I hadn't noticed xsv flatten
before, but it does seem to achieve something similar to 'melt'. The difference is that it doesn't have a concept of the 'identity' column.
xsv flatten
'd:
➜ ~ xsv flatten mtcars_wide.csv -s '' | head -n 20
car Mazda RX4
mpg 21
cyl 6
disp 160
hp 110
drat 3.9
wt 2.62
qsec 16.46
vs 0
am 1
gear 4
carb 4
car Mazda RX4 Wag
mpg 21
cyl 6
disp 160
hp 110
drat 3.9
wt 2.875
qsec 17.02
Melted:
➜ ~ head -n 20 mtcars_long_2.csv
car,variable,value
AMC Javelin,mpg,15.2
AMC Javelin,cyl,8
AMC Javelin,disp,304
AMC Javelin,hp,150
AMC Javelin,drat,3.15
AMC Javelin,wt,3.435
AMC Javelin,qsec,17.3
AMC Javelin,vs,0
AMC Javelin,am,0
AMC Javelin,gear,3
AMC Javelin,carb,2
Cadillac Fleetwood,mpg,10.4
Cadillac Fleetwood,cyl,8
Cadillac Fleetwood,disp,472
Cadillac Fleetwood,hp,205
Cadillac Fleetwood,drat,2.93
Cadillac Fleetwood,wt,5.25
Cadillac Fleetwood,qsec,17.98
Cadillac Fleetwood,vs,0
Ah okay, I see now. That makes much more sense. I'm familiar with EAV.

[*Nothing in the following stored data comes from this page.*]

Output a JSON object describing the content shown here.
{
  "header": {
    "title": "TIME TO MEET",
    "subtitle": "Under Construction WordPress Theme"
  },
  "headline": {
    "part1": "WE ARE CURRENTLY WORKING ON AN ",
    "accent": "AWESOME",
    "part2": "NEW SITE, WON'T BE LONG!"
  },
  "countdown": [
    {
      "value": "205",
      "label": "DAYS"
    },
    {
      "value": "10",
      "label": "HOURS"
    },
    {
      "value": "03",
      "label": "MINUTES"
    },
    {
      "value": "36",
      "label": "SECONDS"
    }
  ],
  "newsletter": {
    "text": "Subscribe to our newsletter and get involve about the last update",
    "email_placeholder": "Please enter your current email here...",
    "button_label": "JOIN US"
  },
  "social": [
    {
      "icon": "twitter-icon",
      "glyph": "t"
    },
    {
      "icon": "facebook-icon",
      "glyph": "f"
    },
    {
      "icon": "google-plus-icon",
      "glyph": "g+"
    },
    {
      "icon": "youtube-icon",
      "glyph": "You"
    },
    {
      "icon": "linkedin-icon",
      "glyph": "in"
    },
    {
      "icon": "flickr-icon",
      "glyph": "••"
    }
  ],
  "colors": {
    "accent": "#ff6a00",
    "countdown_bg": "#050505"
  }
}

I think I would be in favor of adding these two sub-commands. It would probably be wise to specify the behavior when the provided identifier is not actually unique. This could have an impact on memory usage requirements.

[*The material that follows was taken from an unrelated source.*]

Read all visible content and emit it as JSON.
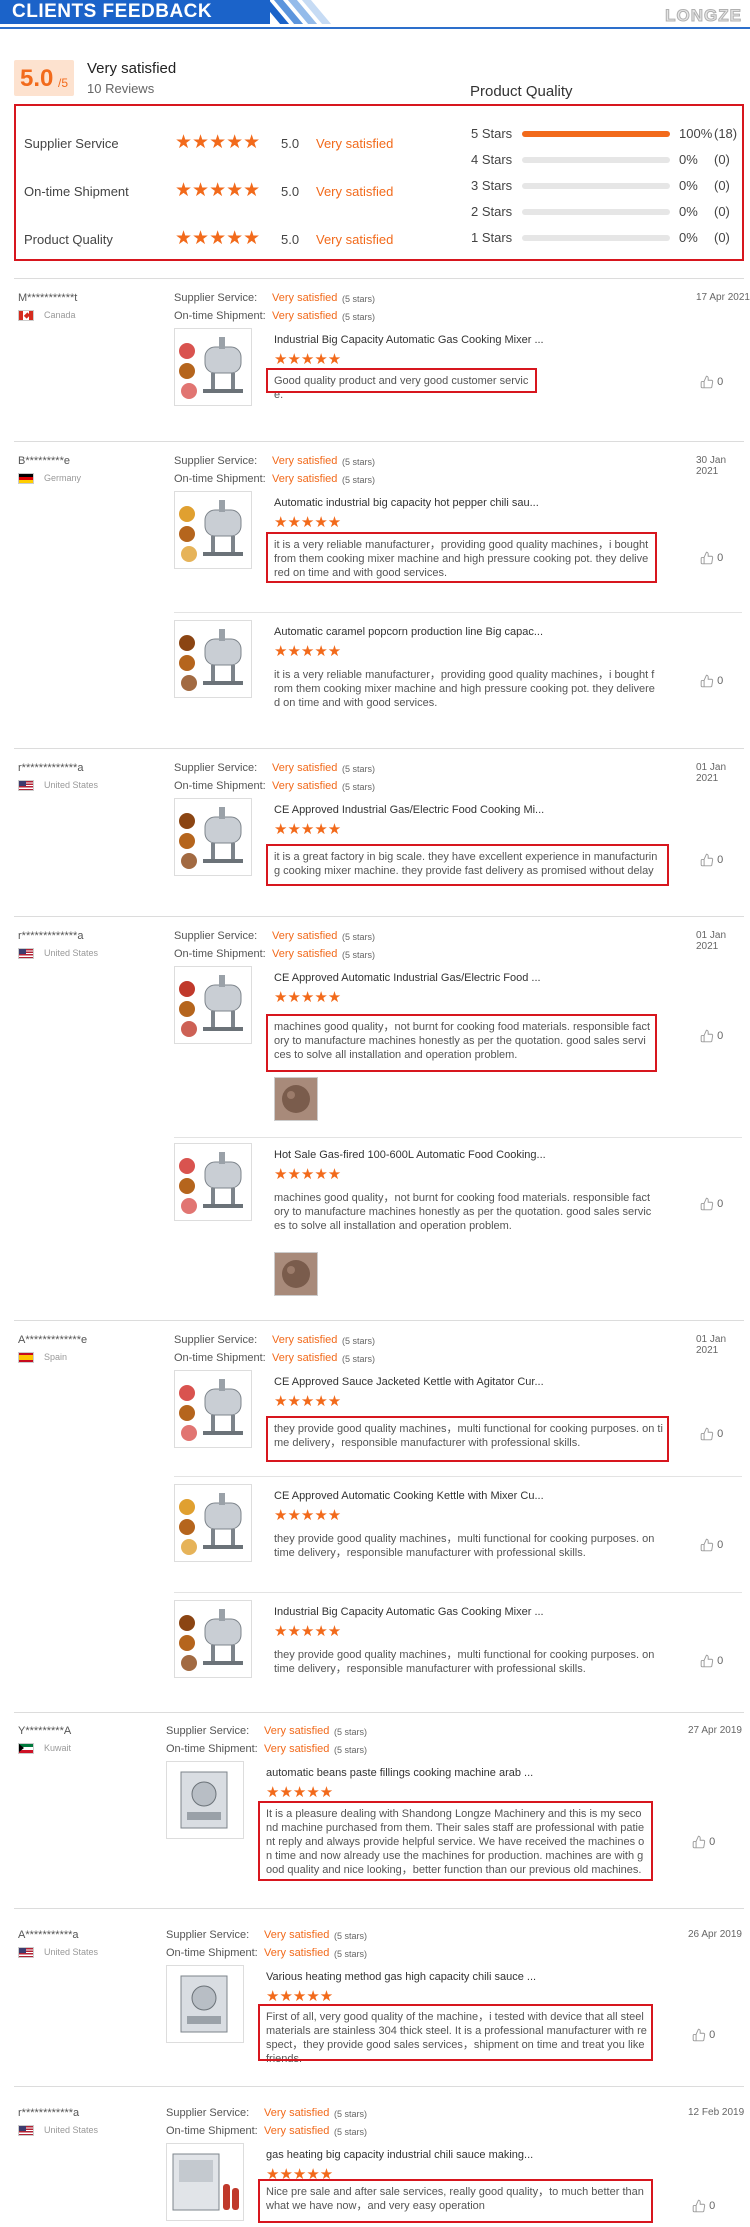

Moreover, it sounds like converting from an EAV format back into a wide format requires storing the entire data set in memory, no?
I think I would be in favor of adding these two sub-commands. It would probably be wise to specify the behavior when the provided identifier is not actually unique. This could have an impact on memory usage requirements.
Agreed. I'll do some investigations into the behaviour of the other implementations in that situation, both when melting and pivoting.
Moreover, it sounds like converting from an EAV format back into a wide format requires storing the entire data set in memory, no?
It does unless the entire data set is already sorted along the correct columns (i.e. by the identifier(s), then the 'variable' column) and you know all the column names in advance. This is quite a strong requirement, though; I didn't realise xsv sort
didn't work out-of-memory!
On that note, are you aware of any other CLI tools which can sort without reading the whole file into memory, and/or could it be implemented in xsv sort
somehow? I guess some sort of merge sort with temporary files would work, but I'm not an expert here.
On that note, are you aware of any other CLI tools which can sort without reading the whole file into memory
I think GNU sort can do it. Whether it works on your CSV file depends, of course.
and/or could it be implemented in xsv sort somehow?
AIUI, it is a significant implementation challenge to do it both correctly and fast.